2.5 but not worth rounding up
In 1939, King George V and his wife Mary tour Canada and the United States with the objective of strengthening US/British ties to make American help for Britain more likely in a war with Germany that was seeming more and more likely. This thriller recounts, in tedious detail, a plot by various US movers and shakers to assassinate the royal couple once they enter the US, toward the end of keeping the US out of the war, and the efforts by law enforcement from both sides of the Atlantic to unravel and thwart it.

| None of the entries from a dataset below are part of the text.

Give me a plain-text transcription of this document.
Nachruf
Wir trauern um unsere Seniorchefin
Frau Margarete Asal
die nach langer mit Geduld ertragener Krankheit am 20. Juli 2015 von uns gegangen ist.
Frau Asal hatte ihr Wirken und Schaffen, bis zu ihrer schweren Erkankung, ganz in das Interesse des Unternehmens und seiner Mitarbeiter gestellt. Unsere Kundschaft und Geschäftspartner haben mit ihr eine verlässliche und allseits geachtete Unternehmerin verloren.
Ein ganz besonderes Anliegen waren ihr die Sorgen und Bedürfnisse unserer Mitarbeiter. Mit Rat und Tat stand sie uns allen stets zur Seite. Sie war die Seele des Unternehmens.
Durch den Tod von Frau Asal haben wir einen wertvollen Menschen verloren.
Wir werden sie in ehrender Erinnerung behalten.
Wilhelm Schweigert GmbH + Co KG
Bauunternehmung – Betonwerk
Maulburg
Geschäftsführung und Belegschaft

I began to think that the author was paid by the word as the details piled on - endless descriptions of the layout of the 1939 World's Fair in New York City, of what the assassin had for lunch one day while scoping out said World's Fair grounds, of the route taken by a royal factotum within Windsor Castle to deliver mail to George V, and always, the routes various characters take, road by immaterial road, whether in Havana, Dublin, D.C., to get from Point A to Point B. I did not find the details adding up to much of anything but pages; they didn't create a mood, or help me picture the scene.
I also wasn't crazy about the characters. Jane Todd, tough girl reporter and absolute Mary Sue, was all cliché all the time. The Royal Couple were royally unpleasant. The only person who didn't have a nasty edge to him - an Irishman turned Scotland Yard detective - seemed clueless much of the time, making his ultimate role in the plot a bit improbable. And the whole book was written with a world-weary, cynical tone that grated on my nerves.
And if you know anything about WWII or the British royal family, from any of the many, many depictions of George in film or TV in the last 20 years, then you already know how this ends; so, not much suspense.
All in all, this book reminded me of why I choose mysteries over thrillers!